Can & Able

Published on 21 June 2016

Find out how the arts can benefit those living with disabilities.


People living with disabilities and the disabled tend to deal with their problems in personal and not-very-public ways.

However, around the world, the arts have become a way to, on one hand, harness the creative energies of disabled artists to create work for the wider community, and on the other, bring issues surrounding disabled communities into light.

In Singapore, several recent arts events and upcoming ones — spanning theatre to visual arts — have put the disabled at the forefront, all stirred by a mission to create a Singapore that’s more socially engaged and all-inclusive.


Home-grown theatre company Pangdemonium has made a name for itself by creating theatre that sheds light on the struggles of people living on the fringe.

Two recent productions — UK playwright Nina Raine’s Tribes and American playwright Deanna Jent’s Falling — both highlight the challenges faced by families who live with disabled persons. The former, about a neurotic family with a deaf son, sharply brings up issues that the hearing barely think of: to sign or not to sign? Falling centres around a family living with a young, severely autistic son whose unpredictable, often violent behaviour causes deep rifts in the household.

Both productions enjoyed sold-out runs and received rave reviews. Notably, in both productions, the company actively engaged with related community groups — with some performances of Tribes, for instance, conducted with live sign-language translation, and with each performance of Falling concluding with an audience talkback featuring speakers from the autism community.

Adrian Pang, Pangdemonium’s co-artistic director who also performed in Falling — a play focusing mainly on the predicament of caregivers — says that most families untouched by special needs will never have a clue about the hell these families live through day by day, what with the lack of awareness and support from friends, family and society at large.

Harnessing theatre as a space for having conversations about issues and communities that may otherwise get sidelined is a major calling for the company. In the case of Falling and Tribes, using theatre as a forum to raise questions about the roles and struggles of the disabled — especially in a society run mostly for and by the able-bodied — proved to be a good night at the theatre bundled with a bonus lesson on inclusivity.

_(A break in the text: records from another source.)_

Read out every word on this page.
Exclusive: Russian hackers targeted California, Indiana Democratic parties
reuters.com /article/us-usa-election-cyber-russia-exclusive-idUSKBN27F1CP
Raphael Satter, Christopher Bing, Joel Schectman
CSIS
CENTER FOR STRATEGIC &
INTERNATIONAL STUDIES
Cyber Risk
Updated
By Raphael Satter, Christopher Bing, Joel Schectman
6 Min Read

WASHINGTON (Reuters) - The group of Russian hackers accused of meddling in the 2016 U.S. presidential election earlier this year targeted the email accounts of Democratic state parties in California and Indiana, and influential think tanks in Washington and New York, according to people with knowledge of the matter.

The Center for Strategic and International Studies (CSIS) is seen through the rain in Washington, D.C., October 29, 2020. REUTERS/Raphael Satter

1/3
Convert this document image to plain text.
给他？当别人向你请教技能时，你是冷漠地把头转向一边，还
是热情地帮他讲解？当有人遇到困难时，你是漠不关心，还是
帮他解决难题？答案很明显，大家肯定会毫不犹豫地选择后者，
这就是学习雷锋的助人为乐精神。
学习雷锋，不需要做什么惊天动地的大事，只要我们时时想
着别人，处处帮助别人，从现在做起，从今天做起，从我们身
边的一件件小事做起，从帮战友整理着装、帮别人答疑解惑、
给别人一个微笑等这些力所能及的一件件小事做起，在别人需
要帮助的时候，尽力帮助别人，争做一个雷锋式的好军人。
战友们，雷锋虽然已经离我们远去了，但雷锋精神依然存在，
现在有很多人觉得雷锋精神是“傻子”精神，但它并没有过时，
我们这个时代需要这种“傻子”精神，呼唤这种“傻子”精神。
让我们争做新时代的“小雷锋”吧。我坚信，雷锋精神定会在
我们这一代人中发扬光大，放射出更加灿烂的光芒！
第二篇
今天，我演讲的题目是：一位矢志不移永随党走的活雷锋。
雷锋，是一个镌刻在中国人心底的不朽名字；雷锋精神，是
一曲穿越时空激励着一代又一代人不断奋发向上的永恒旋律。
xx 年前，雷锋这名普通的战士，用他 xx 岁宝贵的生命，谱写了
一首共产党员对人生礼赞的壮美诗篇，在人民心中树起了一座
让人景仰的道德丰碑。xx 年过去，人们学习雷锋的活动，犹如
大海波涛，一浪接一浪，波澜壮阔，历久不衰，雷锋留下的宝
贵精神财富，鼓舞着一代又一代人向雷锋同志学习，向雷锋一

SPECIAL EDITION Pangdemonium’s production of Falling uses theatre to examine the highs and lows of autism.


Discussing the challenges of living with disability can emphasise difficulty and hardship. But other ways of engaging the disabled through the arts focus on the expressive and creative possibilities of disabled people.

Promising Technicolor art and lots of happy children, Superhero Me, an art exhibition, is one such example. The annual festival and exhibition of art by and for children and youths presents an extra-special angle this year as it features work by students from special needs schools.

Working with students from the Lien Foundation’s Circle of Care Programme, Pathlight School, AWWA Kindle Garden, Cerebral Palsy Alliance Singapore School and MINDS Lee Kong Chian Gardens School, the exhibition will see work created and inspired by superheroes designed by the children themselves.

Initiated in 2014 by documentary studio Logue and design studio, In Merry Motion, Superhero Me began as a community art movement with the aim of giving less-privileged children a creative confidence boost.

This year, its organisers decided on the theme ‘Planet of Possibility’ as a way of examining the potential of those living with disabilities, rather than their limitations. Running the gamut from installations and painting to edible art, this event, powered by the Lien Foundation and the National Arts Council, runs for a month at Objectifs Centre for Photography and Film.

ART FOR ALL This year’s edition of community initiative Superhero Me uses the arts to empower students with special needs.


Exhibitions like Superhero Me: Planet of Possibility ride on the ongoing work of community groups and special needs schools that run arts engagement programmes for the disabled, or use the arts as a way to empower the disabled. One such group is Very Special Arts (Singapore), a charitable organisation whose mission is to provide a platform for disabled persons to experience and make art as a way to promote social integration and rehabilitation.

Launched in 1993, the group runs exhibitions and an arts workshop for disabled persons, and also organises arts outings for its members.

For several disabled Singaporeans, the arts become not just a mode of communication and creative expression, but also count as a vocation and way to give back.

Seventeen year-old Singaporean visual artist Jean-Sebastien Choo, who is moderately autistic, paints to support himself and also to contribute to social enterprises and charities working with autism. A self-taught water colourist who “speaks in colours”, Choo’s paintings sell for S$100-S$800. A portion of sales go towards A Mother’s Wish fund, which supports families and individuals living with autism by organising activities and engagement programmess. Most recently — working together with Pangdemonium to raise awareness on autism and to promote his art — Choo held an exhibition at the KC Arts Centre in conjunction with Pangdemonium’s Falling, with some of the proceeds benefiting various autism-related organisations.

Superhero Me: Planet of Possibility is on at Objectifs Centre for Photography and Film till 17 July.